Il y a presqu’un trimestre que j’ai commencé à tutorer Ziyad. Concrètement, ça veut dire qu’on se retrouve tous les deux pendant une heure tous les quinze jours, qu’on discute de sa vie, ses besoins, ses envies. Ce sont des moments particuliers, qu’il n’a jamais manqués. Cela n’a rien à voir avec une heure de cours, c’est un temps d’échange où chacun d’entre nous donne quelque chose, comme une marque de confiance.
C’est la deuxième fois qu’il me laisse des textes à lui.
La première, il les a « oubliés » sur mon bureau. Je ne les ai pas lus. Il m’a envoyé un message via l’ENT pour me dire qu’il avait oublié des feuilles dans ma salle mais que je pouvais les lire. Il s’agissait de fragments de poèmes.
Avant le confinement, il est venu me trouver avec une liasse de feuillets et m’a demandé si je pouvais y jeter un coup d’œil.
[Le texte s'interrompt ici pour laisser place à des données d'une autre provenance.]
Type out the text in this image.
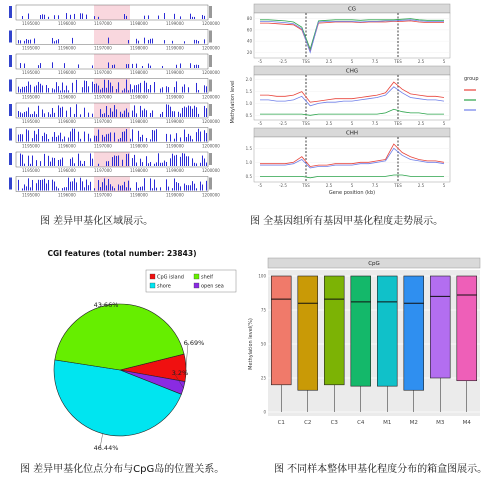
1195000	1196000	1197000	1198000	1199000	1200000
1195000	1196000	1197000	1198000	1199000	1200000
1195000	1196000	1197000	1198000	1199000	1200000
1195000	1196000	1197000	1198000	1199000	1200000
1195000	1196000	1197000	1198000	1199000	1200000
1195000	1196000	1197000	1198000	1199000	1200000
1195000	1196000	1197000	1198000	1199000	1200000
1195000	1196000	1197000	1198000	1199000	1200000
图 差异甲基化区域展示。
CG
20
40
60
80
-5	-2.5	TSS	2.5	5	7.5	TES	2.5	5
CHG
0.5
1.0
1.5
2.0
-5	-2.5	TSS	2.5	5	7.5	TES	2.5	5
CHH
0.5
1.0
1.5
-5	-2.5	TSS	2.5	5	7.5	TES	2.5	5
Methylation level
Gene position (kb)
group
图 全基因组所有基因甲基化程度走势展示。
CGI features (total number: 23843)
CpG island	shelf
shore	open sea
6.69%
3.2%
46.44%
43.66%
图 差异甲基化位点分布与CpG岛的位置关系。
CpG
0
25
50
75
100
C1	C2	C3	C4	M1	M2	M3	M4
Methylation level(%)
图 不同样本整体甲基化程度分布的箱盒图展示。
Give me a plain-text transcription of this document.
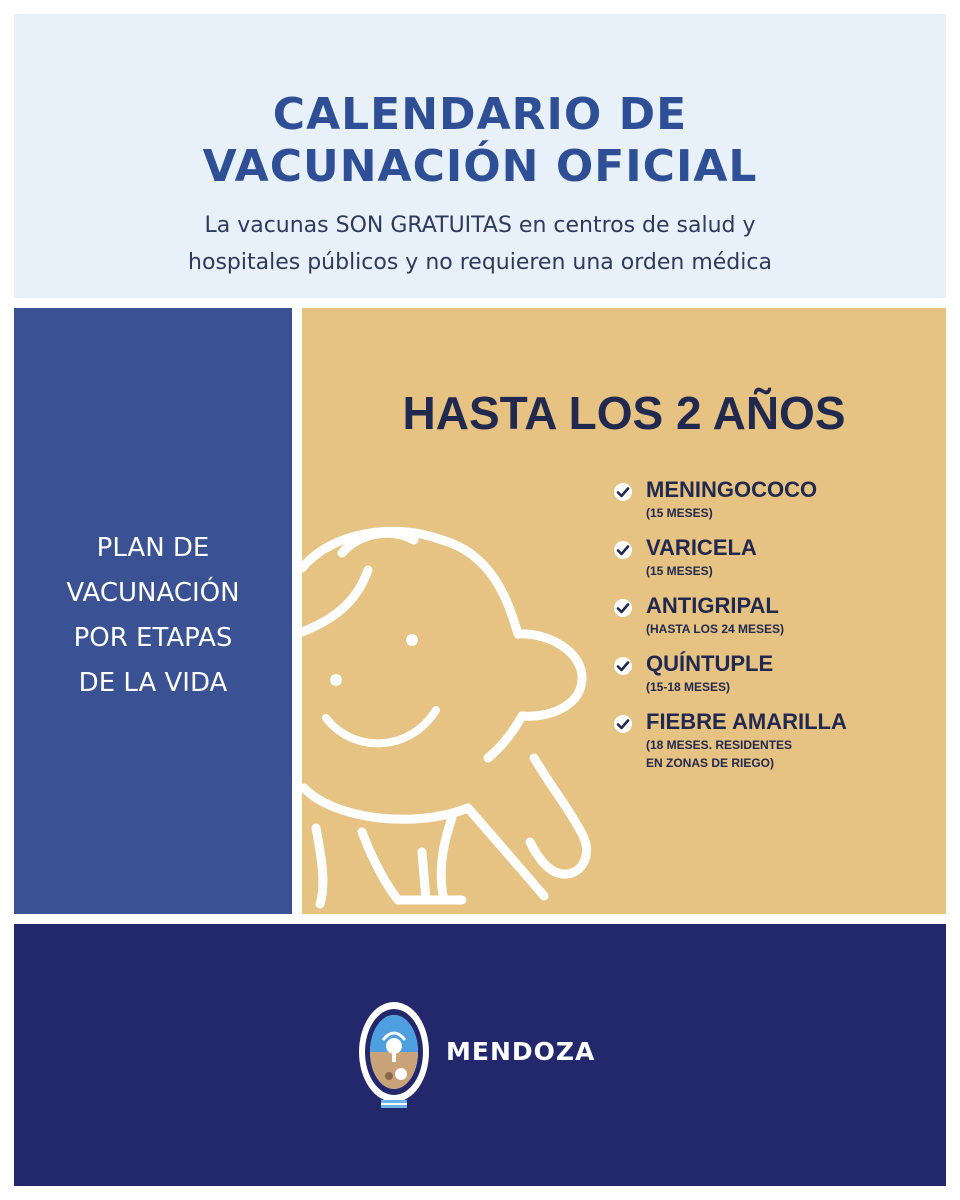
CALENDARIO DE
VACUNACIÓN OFICIAL

La vacunas SON GRATUITAS en centros de salud y
hospitales públicos y no requieren una orden médica

PLAN DE
VACUNACIÓN
POR ETAPAS
DE LA VIDA
HASTA LOS 2 AÑOS
MENINGOCOCO
(15 MESES)
VARICELA
(15 MESES)
ANTIGRIPAL
(HASTA LOS 24 MESES)
QUÍNTUPLE
(15-18 MESES)
FIEBRE AMARILLA
(18 MESES. RESIDENTES
EN ZONAS DE RIEGO)
MENDOZA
Je lui ai dit que j’étais plutôt difficile et que s’il me demandait mon avis, il aurait la vérité.
« Oui, je peux tout entendre. »
Le contenu de ses fragments est aussi noir que ses yeux. Il y a une forte colère, beaucoup de mélancolie et par dessus tout un profond sentiment de solitude.
« Il y a moi et il y a les autres, je suis seul dans ce grand tout qui tourbillonne sans cesse. »
C’est vrai que scolairement, on avance difficilement. Je pense que mes collègues ne voient pas les effets de nos discussions sur son travail. Mais il cherche un sens, désespérément. Et n’en voit guère. Aujourd’hui, nos échanges ont tourné autour de ça.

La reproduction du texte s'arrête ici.